April slowly pushed the blanket back and rose, her feet heavy as she trod toward the tent opening, holding the gaslight as she emerged outside.

‘Yes,’ she said, surprised to see their head nurse, Matron Johnson, waiting for her, with a doctor by her side.

‘Nurse Bellamy, we’ve had a serious complaint made about you by one of our most senior doctors,’ she said. ‘We’re placing you on leave pending an investigation into the allegations.’

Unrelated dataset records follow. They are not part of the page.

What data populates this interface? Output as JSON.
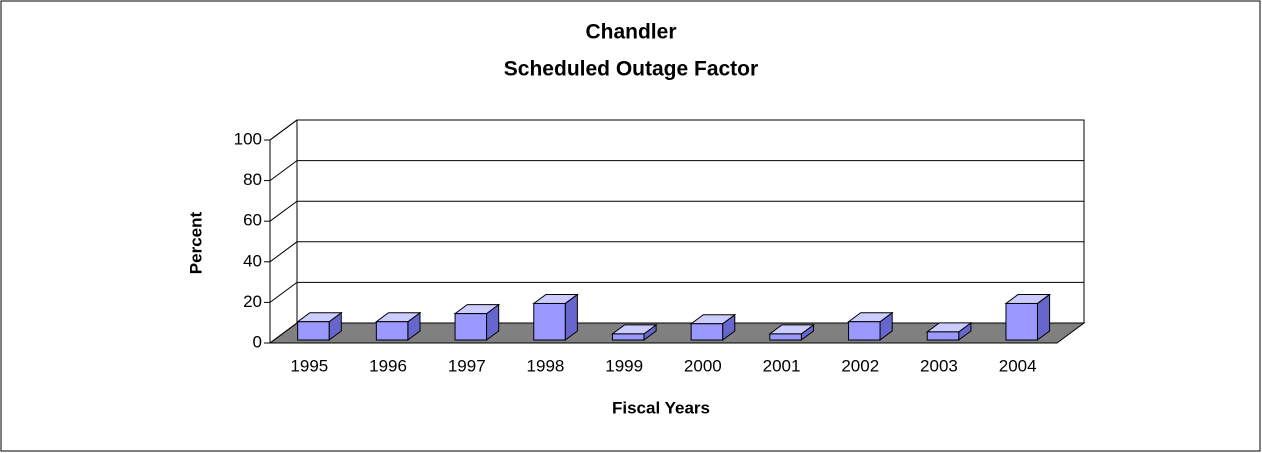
{
  "chart_data": {
    "type": "bar3d",
    "title": "Chandler",
    "subtitle": "Scheduled Outage Factor",
    "x_label": "Fiscal Years",
    "y_label": "Percent",
    "categories": [
      "1995",
      "1996",
      "1997",
      "1998",
      "1999",
      "2000",
      "2001",
      "2002",
      "2003",
      "2004"
    ],
    "values": [
      9,
      9,
      13,
      18,
      3,
      8,
      3,
      9,
      4,
      18
    ],
    "color": "#9999ff",
    "floor_color": "#808080",
    "ylim": [
      0,
      100
    ],
    "yticks": [
      0,
      20,
      40,
      60,
      80,
      100
    ],
    "grid": true
  }
}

‘On leave?’ she asked. ‘I’m one of your hardest-working nurses! I love what I do. What use is there having me sitting in a tent when I could be helping?’

The older woman’s face didn’t change. ‘I’m sorry, but our decision is final.’

She stood outside the tent in the dark, watching the old matron go. She dropped to her knees then, sobbing as she fell forward into the dirt. Because just like that, all her dreams of ever being a doctor were gone. She’d never get into medical school as a failed nurse.Never.

CHAPTER EIGHTEEN

GRACE

‘Come on—it’ll do you both good to go for a swim,’ Eva said. She opened the tent up to air it out before hanging her spare clothes up to dry from a piece of string as they looked on.

‘I’d rather sleep,’ Grace mumbled, but she finished getting dressed anyway. She’d woken from a dream about Poppy, chasing her friend on the beach and splashing in the water, and she’d rather have fallen straight back into it than gotten up. Some days she missed her so much; she’d give anything to hear Poppy laugh or just sit and talk with her. But April needed to get out and do something to take her mind off the suspension, and she wasn’t going to be lazy when her sister needed her. April was always there for her, she’d looked after her for years, and hurting or not, she was going to help her.

‘I might just stay,’ April said. ‘You both have fun, though.’

‘April Bellamy! Get your shoes and your sun hat; we’re going out whether you like it or not,’ Eva declared. Grace gave a little salute. ‘Yes, ma’am.’ She received a glare from Eva in return, and she liked it. Eva had really started to emerge from under the dark cloud she’d been trapped in, and it was nice to see the old her again.

‘Come on; let’s go. I don’t want to waste a second of today in this god-awful tent.’

Grace put her hat on as Eva grabbed her arm. ‘Someone’s got cabin fever today,’ she said, clasping Eva’s hand.

‘Someone’s sick to death of nursing an invalid with no understanding of how lucky he is to be alive,’ she grumbled.